The keyboard looks nice, well-spaced out, rubbery-bouncy enough, but not annoying-shallow. No keys are shaped weird (too narrow, or too long) and are misplaced. The Delete key is where it usually is, not replaced by a power button as in some laptops.
The touchpad is generously large and has a satisfyingly deep click to it – you can tell it’s plastic, not glass, but it doesn’t feel cheap.
The ports you need are all here – 3 USB ports, HDMI, and a full-sized SD card for photographers.
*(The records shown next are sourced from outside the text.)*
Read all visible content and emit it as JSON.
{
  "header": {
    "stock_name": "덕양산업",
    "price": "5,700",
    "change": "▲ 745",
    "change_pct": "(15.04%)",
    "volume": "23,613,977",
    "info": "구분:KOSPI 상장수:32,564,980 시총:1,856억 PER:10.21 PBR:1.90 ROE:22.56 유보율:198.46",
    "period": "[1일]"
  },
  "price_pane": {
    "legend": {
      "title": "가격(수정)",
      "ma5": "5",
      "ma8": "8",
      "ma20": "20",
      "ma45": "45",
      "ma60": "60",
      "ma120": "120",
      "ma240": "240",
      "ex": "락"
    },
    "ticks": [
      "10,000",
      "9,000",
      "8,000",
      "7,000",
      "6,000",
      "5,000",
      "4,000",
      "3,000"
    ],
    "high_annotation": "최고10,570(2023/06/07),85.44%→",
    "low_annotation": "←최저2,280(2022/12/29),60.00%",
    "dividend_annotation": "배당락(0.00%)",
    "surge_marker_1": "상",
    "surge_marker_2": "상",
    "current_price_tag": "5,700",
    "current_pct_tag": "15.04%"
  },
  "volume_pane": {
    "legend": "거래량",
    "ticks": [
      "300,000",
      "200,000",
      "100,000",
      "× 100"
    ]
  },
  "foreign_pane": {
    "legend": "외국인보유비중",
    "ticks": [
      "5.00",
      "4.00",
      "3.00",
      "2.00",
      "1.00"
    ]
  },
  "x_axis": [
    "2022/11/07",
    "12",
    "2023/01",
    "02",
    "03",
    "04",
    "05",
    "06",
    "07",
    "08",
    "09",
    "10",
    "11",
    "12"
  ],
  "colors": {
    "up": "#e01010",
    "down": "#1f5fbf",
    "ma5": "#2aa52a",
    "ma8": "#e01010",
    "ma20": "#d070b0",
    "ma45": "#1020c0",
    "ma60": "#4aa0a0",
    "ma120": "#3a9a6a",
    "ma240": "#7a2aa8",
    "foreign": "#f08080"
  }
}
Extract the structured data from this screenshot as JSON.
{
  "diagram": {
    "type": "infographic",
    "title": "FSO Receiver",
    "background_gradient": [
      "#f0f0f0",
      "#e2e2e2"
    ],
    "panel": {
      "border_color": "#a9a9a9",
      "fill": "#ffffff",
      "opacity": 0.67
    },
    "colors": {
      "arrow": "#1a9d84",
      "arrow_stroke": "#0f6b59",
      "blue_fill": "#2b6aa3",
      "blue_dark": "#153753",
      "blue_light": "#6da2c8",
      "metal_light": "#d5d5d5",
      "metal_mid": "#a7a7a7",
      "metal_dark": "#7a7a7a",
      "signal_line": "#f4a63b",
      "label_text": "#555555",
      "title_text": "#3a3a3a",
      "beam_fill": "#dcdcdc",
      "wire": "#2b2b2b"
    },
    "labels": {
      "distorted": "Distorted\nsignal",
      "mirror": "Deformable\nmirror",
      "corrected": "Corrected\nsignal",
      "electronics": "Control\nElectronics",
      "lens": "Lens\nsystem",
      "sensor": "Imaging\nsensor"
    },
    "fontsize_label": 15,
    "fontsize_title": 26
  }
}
The display looks huge since the bezels are all black, so all your attention is into that sharp 13.3-inch Full HD Display you know you want to watch movies on.
We hope this notebook doesn’t heat up, because it feels good to type on when on your lap.
Upon boot, the function keys serve as “extra” keys first (volume rocker, media player, brightness adjustment, etc.), with the F1-F12 keys accessible by pressing Fn plus one of the F keys. This is great for media consumption.
With the lid closed, there’s a small flex on the lid’s center, but nothing worrying. The middle of the keyboard barely flexes, which is great since we know the build is plastic. This is some premium solid plastic body that Dell came up with. Good design.
And that’s it for our quick look. We’ll be back with the full review after we’ve spent time working on our posts using this lovely laptop.